It’s one of the many pleasures of dining in a small, Russian River town: a cold, Sonoma County brewed beer, a good burger, and live, rockin’ music.

Such is the case at Barley and Hops Tavern, which has been charming customers in Occidental since the summer of 2008. But this March, owners Noah Bolmer and Mirjam Maggio Bolmer transferred ownership to Molly Shanley Musso and Giancarlo Musso, and now, the pub is even better, thanks to a larger emphasis on the restaurant side of what has traditionally been more of a beer palace.

It was a natural move for Giancarlo, who was raised in Santa Rosa with his Italian mother Carla Musso, a chef who owned the former Borgo Antico restaurant and her own catering business. Molly, meanwhile, is a native Santa Rosian with a background in interior design and antiques – a good fit, since the three-story yellow clapboard Victorian house boasts period detail like parlor chandeliers and a wall display of antique beer taps in the entry bar, with the warren of small dining rooms trimmed in yellow walls anchored by charcoal-black painted wainscoting. 

Right off the bat, the duo lined up more live music artists to perform Thursday through Saturday nights, and added even more beers to the line-up of local and boutique beers already spanning some 50 pages. Choices feature many Sonoma County crafts, and might include dark, hoppy Sunshine Fix American double/Imperial IPA crafted by San Francisco’s Social Kitchen & Brewery, or Rye Ryerish Irish Dry Stout style beer brewed by Berryessa Brewing Co. in Winters.

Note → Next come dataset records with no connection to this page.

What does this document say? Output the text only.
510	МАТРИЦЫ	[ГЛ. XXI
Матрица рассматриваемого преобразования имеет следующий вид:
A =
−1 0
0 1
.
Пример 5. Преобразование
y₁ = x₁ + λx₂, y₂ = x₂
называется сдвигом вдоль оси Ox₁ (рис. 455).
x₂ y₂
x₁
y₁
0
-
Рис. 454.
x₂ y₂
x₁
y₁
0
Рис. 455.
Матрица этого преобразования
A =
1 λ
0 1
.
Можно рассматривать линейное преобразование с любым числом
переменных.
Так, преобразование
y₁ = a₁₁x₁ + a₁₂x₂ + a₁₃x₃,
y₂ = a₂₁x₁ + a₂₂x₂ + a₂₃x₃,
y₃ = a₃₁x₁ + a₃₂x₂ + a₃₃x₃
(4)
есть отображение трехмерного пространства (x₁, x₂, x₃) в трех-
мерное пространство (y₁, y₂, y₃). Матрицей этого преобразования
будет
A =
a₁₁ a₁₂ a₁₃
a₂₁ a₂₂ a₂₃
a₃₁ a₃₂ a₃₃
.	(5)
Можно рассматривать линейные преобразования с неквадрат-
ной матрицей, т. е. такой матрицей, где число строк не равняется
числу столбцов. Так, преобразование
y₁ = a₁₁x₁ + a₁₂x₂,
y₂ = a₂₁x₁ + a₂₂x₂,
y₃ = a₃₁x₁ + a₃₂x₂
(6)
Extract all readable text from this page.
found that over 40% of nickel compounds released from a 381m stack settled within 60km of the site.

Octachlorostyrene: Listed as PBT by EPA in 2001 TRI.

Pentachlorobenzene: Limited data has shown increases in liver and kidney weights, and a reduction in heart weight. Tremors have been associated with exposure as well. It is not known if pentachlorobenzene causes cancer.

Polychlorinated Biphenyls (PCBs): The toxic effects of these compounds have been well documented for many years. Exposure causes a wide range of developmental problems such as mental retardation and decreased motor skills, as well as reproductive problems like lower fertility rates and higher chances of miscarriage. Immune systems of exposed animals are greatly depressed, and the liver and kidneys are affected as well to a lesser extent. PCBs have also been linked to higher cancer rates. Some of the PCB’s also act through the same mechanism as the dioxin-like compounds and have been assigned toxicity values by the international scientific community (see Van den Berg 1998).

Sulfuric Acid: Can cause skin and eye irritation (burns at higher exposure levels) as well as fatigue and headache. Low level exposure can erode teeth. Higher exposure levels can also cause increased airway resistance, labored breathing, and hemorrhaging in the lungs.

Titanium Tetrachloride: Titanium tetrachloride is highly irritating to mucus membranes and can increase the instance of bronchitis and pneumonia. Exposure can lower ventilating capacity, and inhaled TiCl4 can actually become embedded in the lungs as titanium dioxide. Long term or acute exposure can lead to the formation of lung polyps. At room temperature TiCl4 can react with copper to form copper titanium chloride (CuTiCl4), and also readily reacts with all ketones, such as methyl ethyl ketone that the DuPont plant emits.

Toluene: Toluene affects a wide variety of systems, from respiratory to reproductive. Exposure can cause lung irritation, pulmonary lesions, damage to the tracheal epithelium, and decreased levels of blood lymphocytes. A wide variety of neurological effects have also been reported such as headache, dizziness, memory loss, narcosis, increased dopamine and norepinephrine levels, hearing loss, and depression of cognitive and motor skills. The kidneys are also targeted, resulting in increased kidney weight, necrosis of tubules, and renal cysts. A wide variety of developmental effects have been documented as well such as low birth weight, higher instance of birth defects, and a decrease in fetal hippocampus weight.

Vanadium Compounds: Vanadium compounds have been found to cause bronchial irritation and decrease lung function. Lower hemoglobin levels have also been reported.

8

Some menu staples the Mussos wouldn’t dare change, such as the giant housemade Bavarian pretzel ($5) served hot and scattered in salt - we pull off plump pieces and dunk them in stone ground mustard. The signature Chimay chicken ($15.75) remains, too, great with its crunchy pretzel beer batter fried crisp, side of chunky mashed potatoes, sautéed mixed vegetables and lots of mustard and sweet cream gravy.

But the popular burgers now flaunt herb-spice seasoned Niman Ranch grass fed beef ($11), and garlic fries ($5/$7.50) are greater pungent pleasure, the thick cut, skin-on wands smothered in fresh minced cloves. And there’s a new spinach salad, the leaves tossed with strawberries, shaved red onion and poppy seed dressing with a side of Brie toast ($12).

Most of the new items appear as specials, though, including sautéed prawns with buttery sofrito sauce over cilantro rice with avocado salad ($17.75), and Thai chicken lettuce cups doused in vibrant ginger and chile garlic sauce ($13). The idea is to showcase seasonal ingredients, and West County products, Molly explains, alongside regular menu features like the Bodega Catch, a cornmeal-crusted rock cod grilled and layered with lettuce, tomato and remoulade on brioche, paired with fries and housemade pickles ($12).